At the next level in the hierarchy of designs for examining risk factors is the case‐control study. In this design two groups are identified, one that has a clinical condition of interest, and another that does not. For instance, a group of forestry workers with osteoarthritis of the hand would be the case group and they would be compared to a group of forestry workers without osteoarthritis of the hand. That comparison might involve examining potential physical risk factors, (e.g. tools used, tasks performed, times and volume of work) that were undertaken by both groups over a specified time to highlight a risk factor or set of factors that are different across the groups. This design is weaker than the cohort design as only the outcome (osteoarthritis of the hand) has the potential to have been measured in a standardised and precise manner.10 Even then, one of the most notable criticisms of this design is that the criteria for being included in either the control or case groups may be insufficient to accurately represent those of the wider population with and without the condition of interest.9 This is particularly so, when the case‐control design is targeting risk factors for a rare condition. Characterising risk factors associated with rare conditions is a key strength of the case control. The alternative, if one were to use a prospective cohort, means waiting for sufficient cases to contract a disease so that its risk factors might be characterised well, and that may never eventuate.

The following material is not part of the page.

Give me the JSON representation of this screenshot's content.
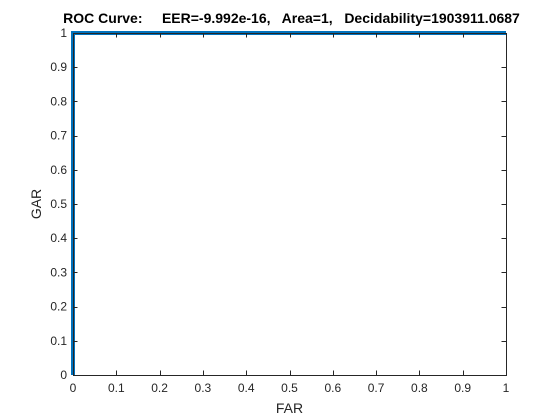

Cross sectional study designs and case series form the lowest level of the aetiology hierarchy. In the cross sectional design, data concerning each subject is often recorded at one point in time. For instance, a questionnaire might be sent to a district where forestry is a predominant industry. It might ask about the presence of osteoarthritis in the hand. In doing so, the prevalence of the disorder can be established. Some information related to exposure might also be collected and associations might be observed, but it is difficult to be confident in the validity of these associations. Thus, information gained from the cross‐sectional study is often a starting point that provides the impetus to use a more powerful design to substantiate the initial findings.


For diagnostic studies, the basic design utilized is very similar across most studies, and the higher levels of the hierarchy are based on meeting specific methodological criteria within that design. To receive Level II strength, the design is usually a prospective cohort, and the comparison it makes between a diagnostic test and a reference standard requires the following criteria:11 All subjects should receive the reference standard, and that standard should be the best evidence available for determining whether the condition of interest is present. For studies, involving primary care, this will often be a scanning or electrophysiological procedure and might also include an anaesthetic block, while in studies involving tertiary care patients, the reference standard is often what is observed at surgery. The diagnostic test and the reference standard should also be completely independent of one another. It is crucial that the reference standard and the diagnostic tests are clearly described so that others can replicate them. The persons performing the diagnostic tests on the patients should not have knowledge of the results of the reference standard and similarly those performing the reference standard should have no knowledge of the results of the diagnostic test. The patients participating in the study must be well described, and represent those with mild as well as severe levels of the condition of interest who are recruited in a consecutive manner, and at the end of the study they are all accounted for.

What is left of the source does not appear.